The Tennessee "Riot" statute provides as follows:

"39-5101. Definitions. — A. A `riot' is a public disturbance involving an act or acts of violence by one or more persons who is or are part of an assemblage of three (3) or more persons, which act or acts shall constitute a breach of the peace, or an immediate danger or shall result in damage or injury to persons or property.
"B. `Incite to riot, to organize, promote, encourage, participate in or carry on a riot' is the urging or instigating or leading others to riot."
* * * * * *
"39-5102. Participating in, inciting, organizing riot — Penalty. — Any person participating in a riot as herein defined or who shall incite others to riot or who organizes, promotes, encourages, or participates in a riot shall be guilty of a felony and, upon conviction, such persons shall be fined not less than one hundred dollars ($100) nor more than one thousand dollars ($1,000) or confined in the penitentiary for not less than one (1) year nor more than five (5) years or both. Acts 1968 (Adj.S.), ch. 484, § 2."

Prior to the enactment of this statute, incitement to riot was a common law crime in Tennessee. Kasper v. State, 206 Tenn. 434, 326 S.W.2d 664, 333 S.W. 2d 934, 92 A.L.R.2d 1081 (1959).

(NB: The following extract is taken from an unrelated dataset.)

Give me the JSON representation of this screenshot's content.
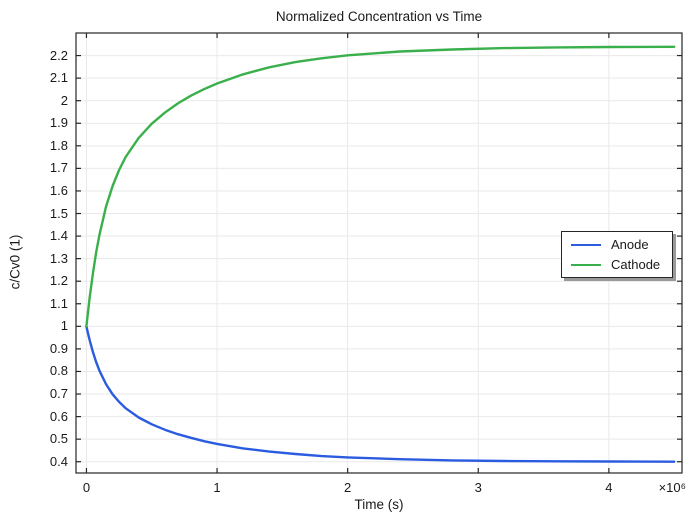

It is the contention of plaintiffs, as stated, that such statute has the vices of both vagueness and overbreadth. With respect to vagueness, the contention is that, by defining a "riot" in part as an act by a member of an assemblage which act constitutes a "breach of the peace," the statute is not readily understandable because "breach of the peace" has no definite meaning. With respect to overbreadth, the contention is that the statute would make criminal the act of asserting First Amendment rights of protest and assembly simply because one is part of an assemblage of which other participants are committing acts of violence. Further, with respect to overbreadth, the additional contention is that the statute, by making criminal the act of inciting others to riot, sweeps within its prohibitions the legitimate exercise of the constitutional right of free speech.

In support of its contention that the statute is unconstitutionally vague because of the incorporation of the phrase "breach of the peace," plaintiffs rely principally on the definition of that crime as set out in State ex rel. Thompson v. Reichman, 135 Tenn. 653, 685, 188 S.W. 225, 597 (1916), which is the leading Tennessee case on the question. We agree that the definition in that case is too vague to pass muster.4 We conclude, however, that a fair construction of the "riot" statute makes it clear that, as used in the statute, an act cannot be a "breach of the peace" unless it is an act of "violence." So construed, we conclude that the riot statute, in this respect, is not unconstitutionally vague. See Landry v. Daley, D.C., 280 F.Supp. 938, 954, n. 60 (1968).